La historia está aquí y habría que traer a los niños para que aprendieran y a los adultos para que se volvieran humildes, para que todos, en fin, entendieran algo de lo que debió ser aquel mundo imprecisamente denominado Edad Media. Se precisa mucha fe, mucho poder y su correlativo mucho miedo y otro tanto de riqueza para hacer una obra como ésta en un lugar como éste. Una iglesia con aire de castillo que aúna en piedra eso de las firmes creencias aliviadas con belleza. Quien podría decir que la imagen de la autoridad puede ser más bella que la naturaleza, como si se tratara de una paradoja cruel de ese pasado que debió ser más duro aún que el presente.
Notas al pie:
[1] Las muchachas ocasionaron un notable retraso en un albergue a la hora de asignar litera a los caminantes que iban llegando ya que exigían tener una habitación en la queestar todas ellas juntas y montarse su giesta pijamera de Barbie Peregrina, a lo que los hospitaleros, voluntarios de una Europa del norte menos acostumbrada al abuso de poder, se oponían con el razonamiento igualitario de que se iba dando alojamiento en estricto orden de llegada. Al final del acalorado debate, hasta el más beato que guardaba cola pacientemente esperando el final de la discusión con las pijinas, no hubiera dudado un instante en olvidarse de su fe cristiana el tiempo necesario para ofrecer en sacrificio a Kali aquellas excursionistas de colegio mayor.
[2] De hecho, no lo he leido todavía.
[3] Su recomendación, que pude comprobar personalmente, es altamente fiable: si alguna vez hacen ustedes el Camino por tierras navarras, vayan un poquito más allá de Pamplona para descansar a gusto.
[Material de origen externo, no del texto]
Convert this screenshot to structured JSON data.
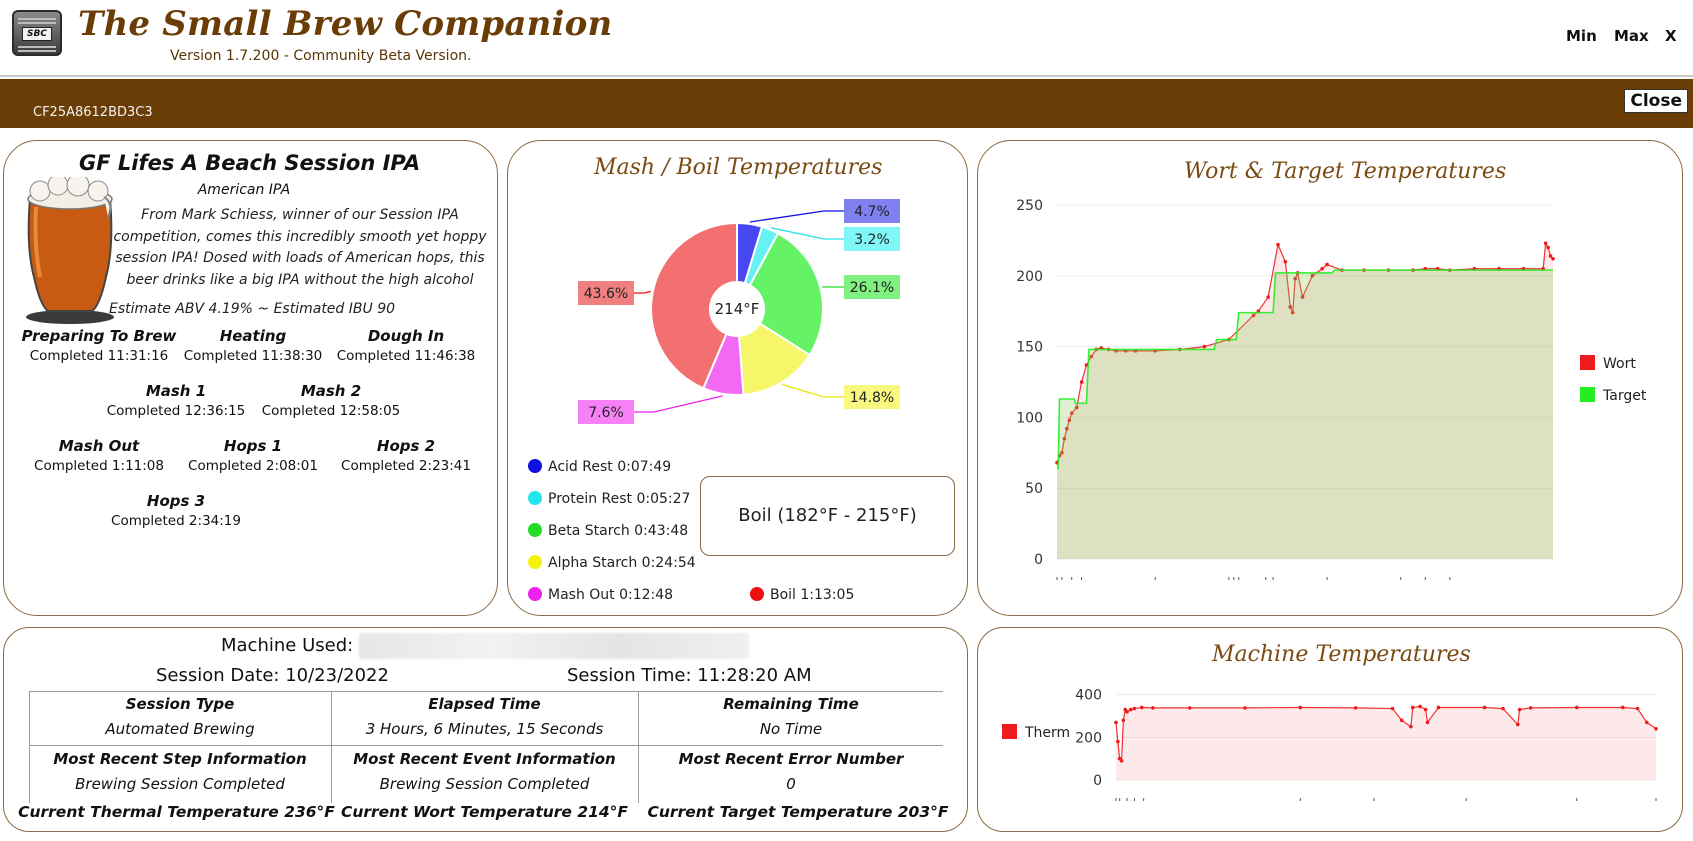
{
  "app": {
    "title": "The Small Brew Companion",
    "version": "Version 1.7.200 - Community Beta Version.",
    "logo_text": "SBC",
    "window_buttons": {
      "min": "Min",
      "max": "Max",
      "close": "X"
    }
  },
  "session_bar": {
    "session_id": "CF25A8612BD3C3",
    "close_label": "Close"
  },
  "recipe": {
    "name": "GF Lifes A Beach Session IPA",
    "style": "American IPA",
    "description": "From Mark Schiess, winner of our Session IPA competition, comes this incredibly smooth yet hoppy session IPA! Dosed with loads of American hops, this beer drinks like a big IPA without the high alcohol",
    "estimates": "Estimate ABV 4.19%  ~  Estimated IBU 90",
    "steps": [
      {
        "name": "Preparing To Brew",
        "time": "Completed 11:31:16"
      },
      {
        "name": "Heating",
        "time": "Completed 11:38:30"
      },
      {
        "name": "Dough In",
        "time": "Completed 11:46:38"
      },
      {
        "name": "Mash 1",
        "time": "Completed 12:36:15"
      },
      {
        "name": "Mash 2",
        "time": "Completed 12:58:05"
      },
      {
        "name": "Mash Out",
        "time": "Completed 1:11:08"
      },
      {
        "name": "Hops 1",
        "time": "Completed 2:08:01"
      },
      {
        "name": "Hops 2",
        "time": "Completed 2:23:41"
      },
      {
        "name": "Hops 3",
        "time": "Completed 2:34:19"
      }
    ]
  },
  "mash_boil": {
    "title": "Mash / Boil Temperatures",
    "center_label": "214°F",
    "current_phase": "Boil (182°F - 215°F)",
    "legend": [
      {
        "label": "Acid Rest 0:07:49",
        "color": "#1010e0"
      },
      {
        "label": "Protein Rest 0:05:27",
        "color": "#22e6ee"
      },
      {
        "label": "Beta Starch 0:43:48",
        "color": "#22dd22"
      },
      {
        "label": "Alpha Starch 0:24:54",
        "color": "#f2f20a"
      },
      {
        "label": "Mash Out 0:12:48",
        "color": "#ee22ee"
      },
      {
        "label": "Boil 1:13:05",
        "color": "#ee1010"
      }
    ]
  },
  "chart_data": [
    {
      "type": "pie",
      "title": "Mash / Boil Temperatures",
      "categories": [
        "Acid Rest",
        "Protein Rest",
        "Beta Starch",
        "Alpha Starch",
        "Mash Out",
        "Boil"
      ],
      "values": [
        4.7,
        3.2,
        26.1,
        14.8,
        7.6,
        43.6
      ],
      "labels": [
        "4.7%",
        "3.2%",
        "26.1%",
        "14.8%",
        "7.6%",
        "43.6%"
      ],
      "colors": [
        "#4848f2",
        "#66f2f2",
        "#66f266",
        "#f6f66a",
        "#f26af2",
        "#f27070"
      ],
      "label_colors": [
        "#8080f0",
        "#80f6f6",
        "#80f080",
        "#f8f880",
        "#f680f6",
        "#f08080"
      ]
    },
    {
      "type": "line",
      "title": "Wort & Target Temperatures",
      "ylim": [
        0,
        250
      ],
      "yticks": [
        0,
        50,
        100,
        150,
        200,
        250
      ],
      "series": [
        {
          "name": "Wort",
          "color": "#ee1c1c",
          "x": [
            0,
            1,
            2,
            3,
            4,
            5,
            6,
            8,
            10,
            12,
            14,
            16,
            18,
            21,
            24,
            28,
            32,
            40,
            50,
            60,
            70,
            80,
            82,
            86,
            90,
            93,
            95,
            96,
            97,
            98,
            100,
            104,
            108,
            110,
            116,
            125,
            135,
            145,
            150,
            155,
            160,
            170,
            180,
            190,
            198,
            199,
            200,
            201,
            202
          ],
          "y": [
            68,
            73,
            75,
            85,
            92,
            98,
            103,
            107,
            125,
            137,
            143,
            148,
            149,
            148,
            147,
            147,
            147,
            147,
            148,
            150,
            155,
            172,
            175,
            185,
            222,
            210,
            178,
            174,
            198,
            202,
            185,
            200,
            205,
            208,
            204,
            204,
            204,
            204,
            205,
            205,
            204,
            205,
            205,
            205,
            205,
            223,
            220,
            214,
            212
          ]
        },
        {
          "name": "Target",
          "color": "#22ee22",
          "x": [
            0,
            0.5,
            1,
            7,
            7.5,
            12,
            13,
            50,
            51,
            64,
            65,
            73,
            74,
            88,
            89,
            94,
            94.5,
            112,
            113,
            202
          ],
          "y": [
            64,
            64,
            113,
            113,
            110,
            110,
            148,
            148,
            148,
            148,
            155,
            155,
            174,
            174,
            202,
            202,
            202,
            202,
            204,
            204
          ]
        }
      ]
    },
    {
      "type": "line",
      "title": "Machine Temperatures",
      "ylim": [
        0,
        450
      ],
      "yticks": [
        0,
        200,
        400
      ],
      "series": [
        {
          "name": "Therm",
          "color": "#ee1c1c",
          "x": [
            0,
            1,
            2,
            3,
            4,
            5,
            6,
            8,
            10,
            14,
            20,
            40,
            70,
            100,
            130,
            150,
            155,
            160,
            161,
            165,
            168,
            169,
            175,
            200,
            210,
            218,
            219,
            225,
            250,
            275,
            283,
            288,
            293
          ],
          "y": [
            270,
            180,
            100,
            90,
            280,
            330,
            320,
            330,
            335,
            340,
            338,
            338,
            338,
            340,
            338,
            335,
            280,
            250,
            340,
            345,
            330,
            270,
            340,
            340,
            335,
            260,
            330,
            338,
            340,
            340,
            335,
            270,
            240
          ]
        }
      ]
    }
  ],
  "wort_panel": {
    "title": "Wort & Target Temperatures",
    "legend": [
      "Wort",
      "Target"
    ]
  },
  "machine_panel": {
    "title": "Machine Temperatures",
    "legend": [
      "Therm"
    ]
  },
  "session_info": {
    "machine_label": "Machine Used:",
    "session_date": "Session Date: 10/23/2022",
    "session_time": "Session Time: 11:28:20 AM",
    "grid": [
      [
        {
          "head": "Session Type",
          "value": "Automated Brewing"
        },
        {
          "head": "Elapsed Time",
          "value": "3 Hours, 6 Minutes, 15 Seconds"
        },
        {
          "head": "Remaining Time",
          "value": "No Time"
        }
      ],
      [
        {
          "head": "Most Recent Step Information",
          "value": "Brewing Session Completed"
        },
        {
          "head": "Most Recent Event Information",
          "value": "Brewing Session Completed"
        },
        {
          "head": "Most Recent Error Number",
          "value": "0"
        }
      ]
    ],
    "current": [
      "Current Thermal Temperature 236°F",
      "Current Wort Temperature 214°F",
      "Current Target Temperature 203°F"
    ]
  }
}
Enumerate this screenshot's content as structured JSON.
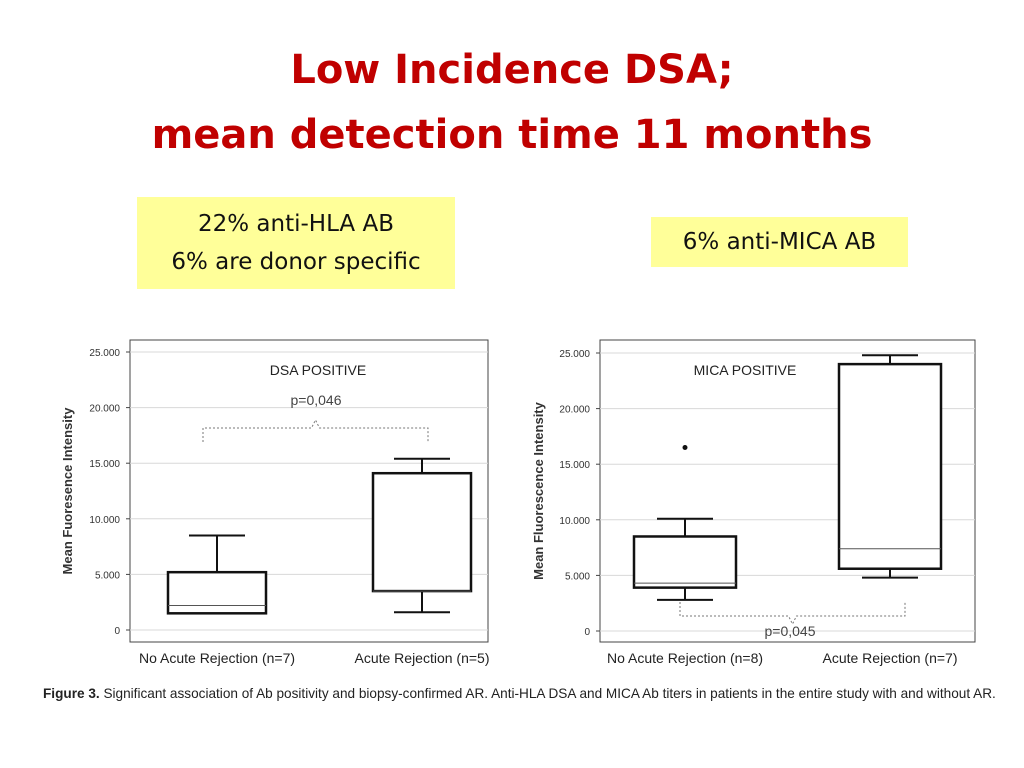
{
  "slide": {
    "title_line1": "Low Incidence DSA;",
    "title_line2": "mean detection time 11 months",
    "callout_left_line1": "22% anti-HLA AB",
    "callout_left_line2": "6% are donor specific",
    "callout_right": "6% anti-MICA AB",
    "caption_label": "Figure 3.",
    "caption_text": "Significant association of Ab positivity and biopsy-confirmed AR. Anti-HLA DSA and MICA Ab titers in patients in the entire study with and without AR."
  },
  "chart_data": [
    {
      "type": "boxplot",
      "title": "DSA POSITIVE",
      "ylabel": "Mean Fuoresence Intensity",
      "ylim": [
        0,
        25000
      ],
      "yticks": [
        "0",
        "5.000",
        "10.000",
        "15.000",
        "20.000",
        "25.000"
      ],
      "categories": [
        "No Acute Rejection (n=7)",
        "Acute Rejection (n=5)"
      ],
      "boxes": [
        {
          "min": 1500,
          "q1": 1500,
          "median": 2200,
          "q3": 5200,
          "max": 8500,
          "outliers": []
        },
        {
          "min": 1600,
          "q1": 3500,
          "median": 3500,
          "q3": 14100,
          "max": 15400,
          "outliers": []
        }
      ],
      "annotation": "p=0,046",
      "grid": true
    },
    {
      "type": "boxplot",
      "title": "MICA POSITIVE",
      "ylabel": "Mean Fluorescence Intensity",
      "ylim": [
        0,
        25000
      ],
      "yticks": [
        "0",
        "5.000",
        "10.000",
        "15.000",
        "20.000",
        "25.000"
      ],
      "categories": [
        "No Acute Rejection (n=8)",
        "Acute Rejection (n=7)"
      ],
      "boxes": [
        {
          "min": 2800,
          "q1": 3900,
          "median": 4300,
          "q3": 8500,
          "max": 10100,
          "outliers": [
            16500
          ]
        },
        {
          "min": 4800,
          "q1": 5600,
          "median": 7400,
          "q3": 24000,
          "max": 24800,
          "outliers": []
        }
      ],
      "annotation": "p=0,045",
      "grid": true
    }
  ]
}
[4] Con el matrimonio del que hablé antes coincidimos en uno de los albergues, ya que se habían visto rechazados en el hostal del lugar (en el que previamente habían reservado habitación) porque los dueños no querían alojar a «peregrinos». He de decir que el aspecto de la pareja era siempre de lo más pulcro así que atribuyo al inexplicable repudio hostelero al desprecio secular que Morán y sus acompañantes notaban a lo largo de la ruta por parte de unos cuantos lugareños.
[5] Vale la pena leer las sentidas descripciones que Morán hace de estos periodos arquitectónicos: busquen en la hemeroteca las Sabatinas dedicadas a las exposiciones de Las Edades del Hombre.